Today students can learn a priceless lesson from the in-case, for it teaches that, if their spiritual demonstration is lacking, they should not fall back on human ways and means, education, ingenuity, etc. There is no doubt that it requires courage to stand on the platform DEMONSTRATION OR NOTHING, but only through that, comes satisfactory spiritual growth, and a radical reliance on God.

In relation to her household, Mrs. Eddy’s thought was like a thermometer. She rebuked them for their work, not because of results, but because of the way the work was done. A slight touch on a radiator will indicate whether a furnace is working properly. Mrs. Eddy’s sensitivity was uplifted if any of the work in and for the home was done scientifically, even when it came to the preparing of her meals; but if it was done by the letter, and the spirit was lacking, it depressed her.
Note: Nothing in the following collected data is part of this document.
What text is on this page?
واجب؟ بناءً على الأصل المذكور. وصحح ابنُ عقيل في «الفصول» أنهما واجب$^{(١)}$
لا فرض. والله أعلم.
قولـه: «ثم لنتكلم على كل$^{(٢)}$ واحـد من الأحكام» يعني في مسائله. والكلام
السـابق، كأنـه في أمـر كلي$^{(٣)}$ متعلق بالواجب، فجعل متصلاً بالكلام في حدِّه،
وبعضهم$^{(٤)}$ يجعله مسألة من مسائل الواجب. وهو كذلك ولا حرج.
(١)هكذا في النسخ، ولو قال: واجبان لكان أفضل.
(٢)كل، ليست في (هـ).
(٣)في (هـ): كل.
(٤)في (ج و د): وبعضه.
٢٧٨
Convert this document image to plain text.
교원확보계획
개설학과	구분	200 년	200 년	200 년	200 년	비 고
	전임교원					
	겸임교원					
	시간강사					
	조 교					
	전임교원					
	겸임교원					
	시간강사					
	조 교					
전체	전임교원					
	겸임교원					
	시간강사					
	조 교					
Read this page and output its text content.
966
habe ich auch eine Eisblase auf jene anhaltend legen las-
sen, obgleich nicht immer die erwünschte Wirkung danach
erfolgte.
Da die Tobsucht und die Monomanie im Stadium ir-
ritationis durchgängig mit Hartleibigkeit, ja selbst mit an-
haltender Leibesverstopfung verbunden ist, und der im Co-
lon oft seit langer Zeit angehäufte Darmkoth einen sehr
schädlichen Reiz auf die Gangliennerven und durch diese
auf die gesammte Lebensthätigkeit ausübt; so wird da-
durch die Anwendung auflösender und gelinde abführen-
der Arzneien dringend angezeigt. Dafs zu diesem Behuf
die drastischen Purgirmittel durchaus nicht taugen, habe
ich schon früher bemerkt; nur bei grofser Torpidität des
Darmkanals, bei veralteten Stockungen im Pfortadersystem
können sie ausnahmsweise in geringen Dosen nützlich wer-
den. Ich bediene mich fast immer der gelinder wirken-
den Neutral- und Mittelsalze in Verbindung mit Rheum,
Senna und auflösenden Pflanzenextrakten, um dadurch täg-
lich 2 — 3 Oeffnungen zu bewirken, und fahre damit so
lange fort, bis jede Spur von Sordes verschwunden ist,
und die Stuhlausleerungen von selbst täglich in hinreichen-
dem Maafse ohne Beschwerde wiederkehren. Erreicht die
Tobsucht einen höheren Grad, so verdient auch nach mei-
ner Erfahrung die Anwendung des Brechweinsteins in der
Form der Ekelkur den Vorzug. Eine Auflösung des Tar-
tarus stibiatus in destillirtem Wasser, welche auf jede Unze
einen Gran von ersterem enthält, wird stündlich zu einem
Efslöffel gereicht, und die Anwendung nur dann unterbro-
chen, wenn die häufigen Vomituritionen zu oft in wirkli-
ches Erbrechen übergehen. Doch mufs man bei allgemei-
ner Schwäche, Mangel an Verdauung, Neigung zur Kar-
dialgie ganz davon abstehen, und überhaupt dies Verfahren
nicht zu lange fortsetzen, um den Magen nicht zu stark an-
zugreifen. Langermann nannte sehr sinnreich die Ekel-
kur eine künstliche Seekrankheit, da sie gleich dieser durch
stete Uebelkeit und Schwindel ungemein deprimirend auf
For this reason she was unerring in her ability to know whether the students needed reproof or praise.

Her home was the only spot on earth in which every activity was used to restore spiritual thinking. A student who failed to do his tasks from the standpoint of spiritual thinking, therefore, deserved a rebuke and received it. The ultimate of the entire teaching of Christian Science is to restore to man his consciousness of divine Mind as his only Mind. Whatever was done in Mrs. Eddy’s home, apart from divine Mind, was a wasted opportunity, a sin of omission, that God rebuked through her. This same proposition holds true in the home of every Christian Scientist who desires and seeks to pattern his home after hers.